First, mark a point C representing the 50 degree angle.

Next, mark a point D representing the 25 degree angle since it is exactly half of 50 degrees.

Remove the protractor. Join points A and C. Join the points A and D.

Here, AD is the angle bisector of $\angle BAC$.

$\angle BAD = \angle CAD = \frac{1}{2} \angle BAC = 25^{\circ}$

$\angle BAC = 50^\circ$

**3. Find the value of x if OM is an angle bisector.**

**Solution: **

Since OM is an angle bisector, the angles BOC and AOC are equal.

$2x + 1 = 35$

$2x = 34$

$x = 17$

**4. Draw a right angle using a protractor and bisect it using a compass.**

**Solution:**

First, draw a right angle using a protractor. Draw a baseline OB. Using the inner calibration, mark the point showing 90 degrees. Join the origin and the marked point.

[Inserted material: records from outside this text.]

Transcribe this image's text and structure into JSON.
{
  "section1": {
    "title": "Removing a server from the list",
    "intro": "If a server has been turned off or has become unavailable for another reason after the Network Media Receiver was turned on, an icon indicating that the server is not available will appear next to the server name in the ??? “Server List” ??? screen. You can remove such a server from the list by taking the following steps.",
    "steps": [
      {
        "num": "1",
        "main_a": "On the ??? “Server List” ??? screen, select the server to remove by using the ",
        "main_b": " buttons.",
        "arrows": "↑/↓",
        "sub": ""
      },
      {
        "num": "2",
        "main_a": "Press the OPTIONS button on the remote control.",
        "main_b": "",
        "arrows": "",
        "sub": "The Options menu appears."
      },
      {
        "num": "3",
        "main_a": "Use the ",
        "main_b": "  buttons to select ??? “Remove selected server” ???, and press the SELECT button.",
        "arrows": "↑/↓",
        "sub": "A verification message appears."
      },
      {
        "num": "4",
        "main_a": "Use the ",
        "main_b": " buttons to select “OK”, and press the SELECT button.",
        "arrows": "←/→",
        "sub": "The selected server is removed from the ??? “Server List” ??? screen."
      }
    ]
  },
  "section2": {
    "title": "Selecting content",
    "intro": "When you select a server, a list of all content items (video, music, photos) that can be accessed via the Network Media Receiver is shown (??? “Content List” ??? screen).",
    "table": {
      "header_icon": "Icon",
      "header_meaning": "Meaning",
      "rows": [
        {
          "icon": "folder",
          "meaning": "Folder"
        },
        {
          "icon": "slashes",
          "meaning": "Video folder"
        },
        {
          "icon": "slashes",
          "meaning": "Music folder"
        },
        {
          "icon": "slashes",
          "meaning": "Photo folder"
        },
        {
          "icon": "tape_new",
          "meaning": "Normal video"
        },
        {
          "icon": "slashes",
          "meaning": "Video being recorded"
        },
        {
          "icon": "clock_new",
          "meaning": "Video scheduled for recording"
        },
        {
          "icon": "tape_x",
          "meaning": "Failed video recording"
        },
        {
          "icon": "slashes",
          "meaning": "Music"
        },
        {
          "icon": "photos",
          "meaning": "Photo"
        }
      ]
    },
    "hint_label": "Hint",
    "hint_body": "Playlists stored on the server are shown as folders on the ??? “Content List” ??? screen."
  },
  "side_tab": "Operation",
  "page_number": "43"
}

Keeping the center as O and with a suitable radius, draw an arc that meets OB at E and OA at F. Using the same radius in the compass, draw two arcs in the interior of the angle keeping E and F as centers that will intersect at point G. Join OG. OG is the angle bisector of a right angle.

$\angle AOG = \angle BOG = \frac{1}{2} \angle AOB = 45^{\circ}$

## Practice Problems on Construction of Angle Bisectors

## Construct an Angle Bisector - Definition, Examples, FAQs

### An angle bisector of $55^{\circ}$ forms two congruent angles each measuring

$\frac{1}{2} \times 55^{\circ} = 27.5^{\circ}$

### A line that divides a given angle into two equal parts is called _________.

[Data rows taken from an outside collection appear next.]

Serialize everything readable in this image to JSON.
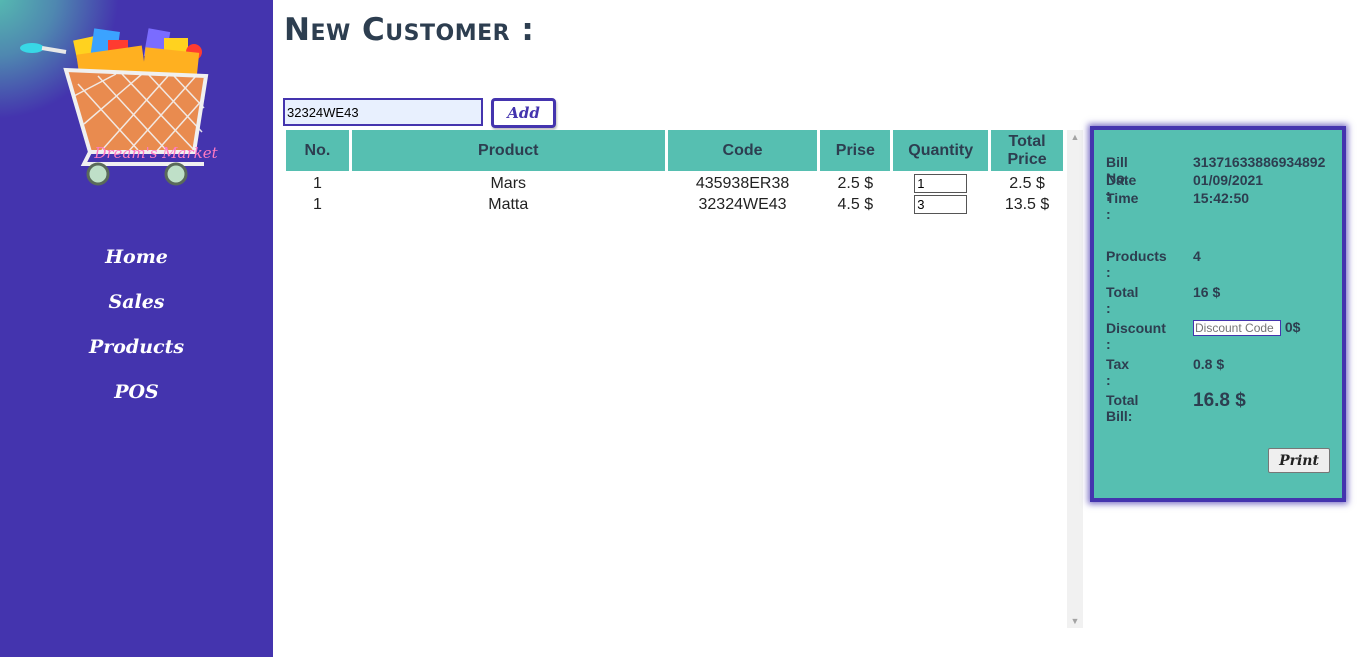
{
  "sidebar": {
    "logo_text": "Dream's Market",
    "nav": [
      {
        "label": "Home"
      },
      {
        "label": "Sales"
      },
      {
        "label": "Products"
      },
      {
        "label": "POS"
      }
    ]
  },
  "main": {
    "title": "New Customer :",
    "code_input_value": "32324WE43",
    "add_label": "Add"
  },
  "table": {
    "headers": [
      "No.",
      "Product",
      "Code",
      "Prise",
      "Quantity",
      "Total Price"
    ],
    "rows": [
      {
        "no": "1",
        "product": "Mars",
        "code": "435938ER38",
        "prise": "2.5 $",
        "quantity": "1",
        "total": "2.5 $"
      },
      {
        "no": "1",
        "product": "Matta",
        "code": "32324WE43",
        "prise": "4.5 $",
        "quantity": "3",
        "total": "13.5 $"
      }
    ]
  },
  "bill": {
    "bill_no_label": "Bill No. :",
    "bill_no": "31371633886934892",
    "date_label": "Date :",
    "date": "01/09/2021",
    "time_label": "Time :",
    "time": "15:42:50",
    "products_label": "Products :",
    "products": "4",
    "total_label": "Total :",
    "total": "16 $",
    "discount_label": "Discount :",
    "discount_placeholder": "Discount Code",
    "discount_value": "0$",
    "tax_label": "Tax :",
    "tax": "0.8 $",
    "total_bill_label": "Total Bill:",
    "total_bill": "16.8 $",
    "print_label": "Print"
  },
  "colors": {
    "sidebar": "#4434ae",
    "accent": "#56bfb1",
    "title": "#2d3e50"
  }
}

A line that divides a given angle into two equal halves is called angle bisector.

### Which of the following tools is NOT required for constructing an angle bisector?

Set squares are not used to draw angle bisectors. You can draw some standard angles, parallel and perpendicular lines, etc., using a set square.

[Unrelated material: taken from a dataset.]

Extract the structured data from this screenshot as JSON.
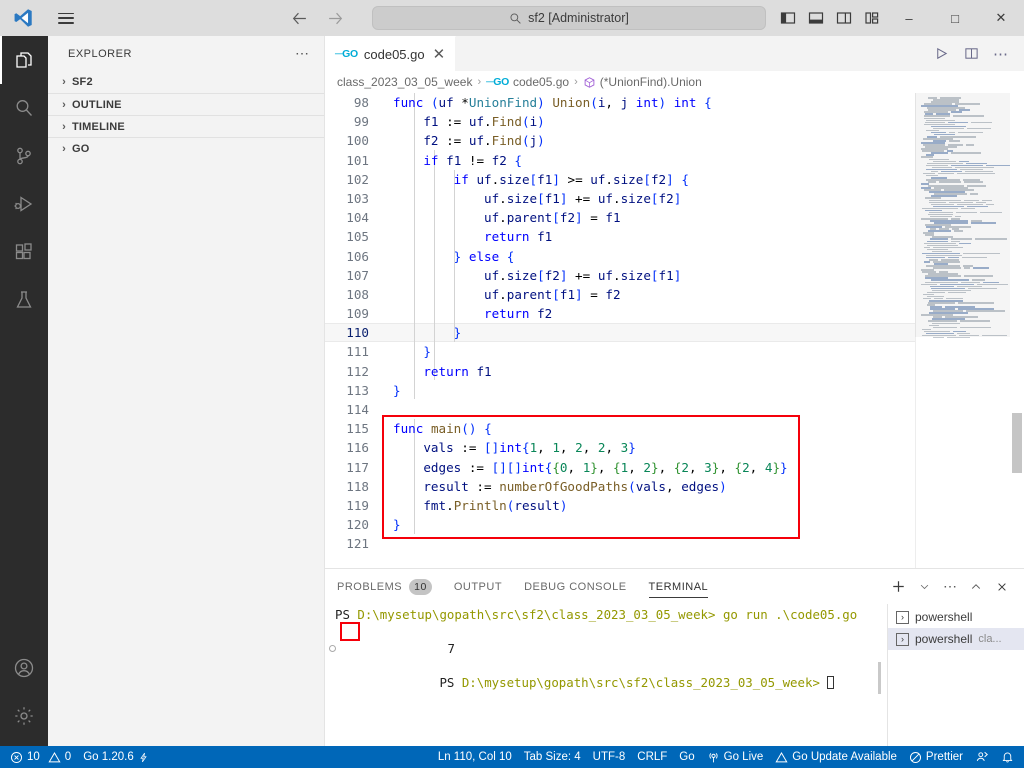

### An angle bisector constructed for an angle of measure $120^{\circ}$ divides the angle into two angles of measure ____ each.

$\frac{1}{2} \times 120^{\circ} = 60^{\circ}$

### If each angle after bisection is of measure $85^{\circ}$, which angle was bisected?

$85^{\circ} + 85^{\circ} = 170^{\circ}$

## Frequently Asked Questions on Construction of Angle Bisectors

**What is the difference between angle bisector and perpendicular bisector?**

An angle bisector is a line that divides an angle into two equal halves, whereas a perpendicular bisector is a line that divides a line segment into two equal parts at a right angle.

**How many angle bisectors can a triangle have?**

A triangle can have only three angle bisectors since there are only three angles in a triangle.

**What is the angle bisector theorem?**

Angle bisector theorem states that an angle bisector of a triangle divides the opposite side into two segments that are proportional to the other two sides of the triangle.

**What is the point of intersection of angle bisectors of a triangle called?**

The three angle bisectors of a triangle intersect at a single point called the incenter.

**When constructing an angle bisector why must the arcs intersect?**

If the arcs don’t intersect, we won’t find a point that is to be joined with the vertex of the given angle. Thus, we won’t be able to draw an angle bisector.